The revised version has improved substantially and most methodological concerns raised during the previous review round have been appropriately addressed. The manuscript now presents a more balanced interpretation of the machine learning results and provides improved methodological transparency.

The following revisions are particularly appreciated:

1. Clearer acknowledgment of the exploratory nature of the model and the limited event count.
2. Expanded discussion regarding possible overfitting and low event-per-variable ratio.
3. Improved presentation of class-specific metrics with reduced emphasis on overall accuracy.
4. Additional justification for the use of stratified 3-fold cross-validation.
5. Clearer explanation of feature selection strategy and handling of correlated anatomical variables.
6. More cautious interpretation of SHAP findings.
7. Explicit recognition of the absence of external validation and calibration analysis.

These modifications strengthen the scientific rigor of the study and improve interpretability.

There are only 3 points I want you to correct.

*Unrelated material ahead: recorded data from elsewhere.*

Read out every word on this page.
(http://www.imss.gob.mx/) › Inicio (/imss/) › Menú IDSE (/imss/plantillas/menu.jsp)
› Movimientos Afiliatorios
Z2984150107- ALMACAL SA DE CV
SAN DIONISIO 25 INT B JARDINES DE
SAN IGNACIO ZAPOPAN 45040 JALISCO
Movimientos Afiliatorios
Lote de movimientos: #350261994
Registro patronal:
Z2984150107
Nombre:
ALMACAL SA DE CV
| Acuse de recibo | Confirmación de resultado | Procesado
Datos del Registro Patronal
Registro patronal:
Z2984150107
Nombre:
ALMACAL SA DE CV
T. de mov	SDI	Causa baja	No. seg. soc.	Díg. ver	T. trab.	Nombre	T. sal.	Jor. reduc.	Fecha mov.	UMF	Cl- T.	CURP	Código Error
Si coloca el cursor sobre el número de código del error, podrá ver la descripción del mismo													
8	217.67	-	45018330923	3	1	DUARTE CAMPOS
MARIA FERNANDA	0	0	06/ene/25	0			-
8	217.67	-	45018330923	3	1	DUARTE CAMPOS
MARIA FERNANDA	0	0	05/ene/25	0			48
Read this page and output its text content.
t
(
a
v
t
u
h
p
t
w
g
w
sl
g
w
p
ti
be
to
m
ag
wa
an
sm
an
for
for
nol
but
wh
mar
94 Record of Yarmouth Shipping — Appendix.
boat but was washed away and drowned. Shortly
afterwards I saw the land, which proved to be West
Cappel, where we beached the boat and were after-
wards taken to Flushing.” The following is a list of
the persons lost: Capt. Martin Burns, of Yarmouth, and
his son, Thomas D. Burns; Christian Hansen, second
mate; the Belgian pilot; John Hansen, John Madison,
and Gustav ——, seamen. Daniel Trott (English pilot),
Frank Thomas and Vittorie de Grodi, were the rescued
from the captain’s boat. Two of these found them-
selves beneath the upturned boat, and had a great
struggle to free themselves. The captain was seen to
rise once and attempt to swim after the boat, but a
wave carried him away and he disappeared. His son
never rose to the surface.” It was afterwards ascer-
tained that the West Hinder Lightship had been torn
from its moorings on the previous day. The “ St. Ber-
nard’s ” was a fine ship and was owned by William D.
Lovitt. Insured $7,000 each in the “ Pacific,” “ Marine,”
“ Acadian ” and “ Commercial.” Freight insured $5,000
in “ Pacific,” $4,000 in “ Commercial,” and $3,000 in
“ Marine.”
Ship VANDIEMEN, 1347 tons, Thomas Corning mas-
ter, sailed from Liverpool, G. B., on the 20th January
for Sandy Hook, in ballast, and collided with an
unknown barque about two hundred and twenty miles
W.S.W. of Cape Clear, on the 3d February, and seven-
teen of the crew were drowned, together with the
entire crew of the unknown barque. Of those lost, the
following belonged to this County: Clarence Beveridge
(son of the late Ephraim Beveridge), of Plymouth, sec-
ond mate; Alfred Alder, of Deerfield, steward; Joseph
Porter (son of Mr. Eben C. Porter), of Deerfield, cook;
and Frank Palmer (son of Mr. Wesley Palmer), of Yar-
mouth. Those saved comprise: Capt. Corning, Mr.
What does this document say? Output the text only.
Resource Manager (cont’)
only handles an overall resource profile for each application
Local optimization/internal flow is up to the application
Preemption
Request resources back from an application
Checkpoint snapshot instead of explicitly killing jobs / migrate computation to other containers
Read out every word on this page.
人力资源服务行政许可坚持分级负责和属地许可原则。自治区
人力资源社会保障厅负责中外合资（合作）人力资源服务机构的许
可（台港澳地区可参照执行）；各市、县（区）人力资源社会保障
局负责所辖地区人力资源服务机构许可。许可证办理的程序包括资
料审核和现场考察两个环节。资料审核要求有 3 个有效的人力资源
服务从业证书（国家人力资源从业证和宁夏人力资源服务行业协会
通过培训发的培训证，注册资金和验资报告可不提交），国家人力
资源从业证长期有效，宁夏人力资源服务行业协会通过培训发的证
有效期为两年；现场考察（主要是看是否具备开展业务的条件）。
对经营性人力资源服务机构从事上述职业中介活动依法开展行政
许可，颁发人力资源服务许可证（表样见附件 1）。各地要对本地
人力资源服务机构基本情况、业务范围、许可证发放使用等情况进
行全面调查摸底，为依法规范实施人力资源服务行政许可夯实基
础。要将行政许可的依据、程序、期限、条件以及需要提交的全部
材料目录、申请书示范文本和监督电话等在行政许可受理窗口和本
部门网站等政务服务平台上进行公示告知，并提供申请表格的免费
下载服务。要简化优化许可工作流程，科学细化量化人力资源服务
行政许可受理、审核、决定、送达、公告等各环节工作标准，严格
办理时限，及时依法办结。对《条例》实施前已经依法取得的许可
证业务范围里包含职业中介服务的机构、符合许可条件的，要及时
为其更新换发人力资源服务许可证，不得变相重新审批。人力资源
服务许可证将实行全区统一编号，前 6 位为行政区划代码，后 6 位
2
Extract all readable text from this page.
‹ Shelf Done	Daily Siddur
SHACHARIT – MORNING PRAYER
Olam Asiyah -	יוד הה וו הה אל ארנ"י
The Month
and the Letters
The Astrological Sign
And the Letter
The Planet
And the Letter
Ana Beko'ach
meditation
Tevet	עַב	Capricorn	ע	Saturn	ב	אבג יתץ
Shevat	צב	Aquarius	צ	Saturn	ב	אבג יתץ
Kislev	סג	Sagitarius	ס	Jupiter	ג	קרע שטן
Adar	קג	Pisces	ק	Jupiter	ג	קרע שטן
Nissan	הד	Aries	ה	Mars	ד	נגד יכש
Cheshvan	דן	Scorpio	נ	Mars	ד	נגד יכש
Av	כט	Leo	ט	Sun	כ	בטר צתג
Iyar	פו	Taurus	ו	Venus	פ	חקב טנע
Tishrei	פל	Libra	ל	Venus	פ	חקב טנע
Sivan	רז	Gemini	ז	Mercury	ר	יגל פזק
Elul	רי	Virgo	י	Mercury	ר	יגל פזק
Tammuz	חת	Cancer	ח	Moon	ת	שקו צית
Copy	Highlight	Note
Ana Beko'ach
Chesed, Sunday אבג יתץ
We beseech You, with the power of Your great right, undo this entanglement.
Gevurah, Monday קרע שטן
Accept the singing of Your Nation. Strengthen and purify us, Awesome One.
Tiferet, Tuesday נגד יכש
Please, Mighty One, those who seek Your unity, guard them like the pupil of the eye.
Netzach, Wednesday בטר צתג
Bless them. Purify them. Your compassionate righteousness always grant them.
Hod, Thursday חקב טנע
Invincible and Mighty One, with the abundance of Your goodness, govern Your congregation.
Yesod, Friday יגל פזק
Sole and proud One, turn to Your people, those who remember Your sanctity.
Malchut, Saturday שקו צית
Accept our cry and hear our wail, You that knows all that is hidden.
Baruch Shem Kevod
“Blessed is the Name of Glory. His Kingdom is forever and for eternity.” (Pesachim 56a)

1. Although the lack of calibration analysis is now acknowledged, inclusion of even a simple calibration figure or Brier score (if available) would further strengthen confidence in model performance.
2. The finding that anatomical and prosthesis-related variables dominated the model is clinically interesting. However, established electrophysiological predictors such as baseline RBBB, conduction abnormalities, implantation depth, and membranous septum–related factors remain less prominent than expected. A brief additional discussion regarding this discrepancy would further improve the manuscript.
3. Figure quality has improved, but the SHAP summary plot may still benefit from slightly larger labels for final publication formatting.

Overall, the revised manuscript is considerably stronger than the initial submission. The topic is clinically relevant, the prospective design is valuable, and the integration of explainable machine learning methods remains an important strength.

In my opinion, the manuscript is now suitable for publication after minor revision.

Author Response

The responses to round 2 are in the pdf document.